Officials believe that a data center campus in Frederick County would generate millions of dollars in revenue, create tens of thousands of construction jobs and perhaps 1,500 permanent jobs for people who would work at the facilities. A recent study commissioned by the Maryland Tech Council reached the same conclusions.

The proposal, said Kelly Schulz, the tech council’s CEO, “is a once-in-a-generation chance to revitalize an abandoned industrial site into a modern, environmentally friendly digital campus that powers our regional economy.”

But the data centers also consume an immense amount of energy and usually require proximity to ample supplies of water.

“These data centers have the energy use of medium-sized cities,” said Kumar P. Barve, a member of the Maryland Public Service Commission, which regulates utilities.

As of late 2022, 21% of Dominion Power’s entire electric load in Virginia was being used to power data centers, and an even higher percentage of the portfolio of the Northern Virginia Electric Cooperative was being used for the facilities in and around Ashburn, according to the Virginia Mercury. And that demand is only going to grow.

“The data center industry is almost inevitably going to expand because we’re all using more data,” said Frederick County Executive Jessica Fitzwater (D). “That data has to come from somewhere.”

PJM, the regional electric grid operator, which serves Maryland and 13 other states in the Mid-Atlantic and Midwest, has cautioned that there may not be enough electric transmission capacity to serve the anticipated proliferation of data centers — and has suggested that it could cost upwards of $5 billion to build the transmission capacity to power them, especially with the region’s last remaining coal plants slated to close in the next few years.
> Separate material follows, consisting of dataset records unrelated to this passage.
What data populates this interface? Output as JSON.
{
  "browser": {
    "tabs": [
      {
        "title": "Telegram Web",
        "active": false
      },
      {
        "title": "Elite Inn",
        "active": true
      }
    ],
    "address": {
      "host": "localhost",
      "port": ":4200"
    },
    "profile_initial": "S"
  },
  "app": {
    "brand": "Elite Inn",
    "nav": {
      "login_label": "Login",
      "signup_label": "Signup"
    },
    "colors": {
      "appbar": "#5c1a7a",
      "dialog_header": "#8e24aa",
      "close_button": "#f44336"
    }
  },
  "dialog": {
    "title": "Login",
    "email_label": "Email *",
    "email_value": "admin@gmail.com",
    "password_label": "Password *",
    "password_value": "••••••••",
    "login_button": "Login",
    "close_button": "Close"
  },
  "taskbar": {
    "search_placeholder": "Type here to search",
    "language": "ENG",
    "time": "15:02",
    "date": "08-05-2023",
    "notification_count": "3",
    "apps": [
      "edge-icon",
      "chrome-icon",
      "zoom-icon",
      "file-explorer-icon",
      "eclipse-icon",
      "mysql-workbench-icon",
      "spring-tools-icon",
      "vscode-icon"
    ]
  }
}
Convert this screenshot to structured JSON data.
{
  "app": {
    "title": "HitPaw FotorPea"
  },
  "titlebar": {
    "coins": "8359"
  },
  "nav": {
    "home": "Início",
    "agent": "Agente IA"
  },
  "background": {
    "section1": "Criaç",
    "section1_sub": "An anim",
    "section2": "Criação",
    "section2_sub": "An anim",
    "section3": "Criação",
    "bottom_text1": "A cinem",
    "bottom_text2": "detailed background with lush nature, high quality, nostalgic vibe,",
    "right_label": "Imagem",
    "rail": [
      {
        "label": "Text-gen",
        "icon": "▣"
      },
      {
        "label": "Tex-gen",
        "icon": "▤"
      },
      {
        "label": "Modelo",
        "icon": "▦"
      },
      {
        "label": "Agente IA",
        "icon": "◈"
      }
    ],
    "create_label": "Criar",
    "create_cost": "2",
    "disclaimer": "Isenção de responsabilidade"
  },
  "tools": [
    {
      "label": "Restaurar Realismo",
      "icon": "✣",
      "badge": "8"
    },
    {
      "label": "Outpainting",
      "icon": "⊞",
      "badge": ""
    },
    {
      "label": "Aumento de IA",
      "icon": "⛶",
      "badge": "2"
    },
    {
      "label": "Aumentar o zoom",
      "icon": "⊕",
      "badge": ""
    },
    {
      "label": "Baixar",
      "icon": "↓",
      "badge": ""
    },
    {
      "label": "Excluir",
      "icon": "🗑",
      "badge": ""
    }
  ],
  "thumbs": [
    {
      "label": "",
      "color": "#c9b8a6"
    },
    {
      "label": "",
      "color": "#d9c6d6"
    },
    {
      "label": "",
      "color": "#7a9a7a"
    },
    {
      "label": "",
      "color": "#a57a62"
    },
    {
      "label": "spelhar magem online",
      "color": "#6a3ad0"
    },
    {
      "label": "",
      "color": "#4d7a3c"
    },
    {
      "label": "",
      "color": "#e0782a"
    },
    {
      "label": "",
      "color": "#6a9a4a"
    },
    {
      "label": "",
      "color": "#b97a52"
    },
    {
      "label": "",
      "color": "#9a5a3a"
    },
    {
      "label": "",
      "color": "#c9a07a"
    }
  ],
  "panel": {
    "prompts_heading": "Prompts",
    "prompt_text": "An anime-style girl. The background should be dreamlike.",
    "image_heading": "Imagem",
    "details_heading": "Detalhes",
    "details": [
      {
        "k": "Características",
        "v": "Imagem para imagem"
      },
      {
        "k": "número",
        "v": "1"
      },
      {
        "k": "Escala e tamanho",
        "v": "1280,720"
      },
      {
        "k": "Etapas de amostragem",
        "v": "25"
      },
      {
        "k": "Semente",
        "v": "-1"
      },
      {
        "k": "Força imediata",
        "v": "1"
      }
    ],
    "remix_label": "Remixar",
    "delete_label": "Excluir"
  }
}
In other words, if the data centers come to Frederick County, there could be tremendous consequences for the climate and the environment — and for millions of utility customers throughout the region.

“These data center projects, whether in Northern Virginia or Maryland, have massive implications for Maryland utility customers,” said David Lapp, who heads the Maryland Office of People’s Counsel, a state agency that represents consumer interests on utility matters. “They’re complicated and we’re looking very hard at the totality of the cost and whether the totality is justified and how these costs are allocated.”

‘We decided to try to meet them halfway’

Maryland already has 26 data centers, but most are small and serve a discrete function. The two biggest are operated by federal agencies, Fannie Mae and the Social Security Administration, in Frederick County. But the state attracted the attention of the data industry in 2020, when the General Assembly passed a bill that provided sales and use and personal property tax exemptions for entities that purchased property for data centers.

This put Maryland on par with more than 30 other states, and was basically a no-risk proposition, said the bill’s chief sponsor, state Sen. Stephen S. Hershey Jr. (R-Upper Shore).

“You’re not losing anything” by providing the incentive, he said. “If they weren’t going to build it, you weren’t going to get anything, anyway.”

A year later, a Texas-based startup company called Quantum Loophole, Inc. announced that it had purchased the old Alcoa property in Frederick County to build a large-scale data center campus.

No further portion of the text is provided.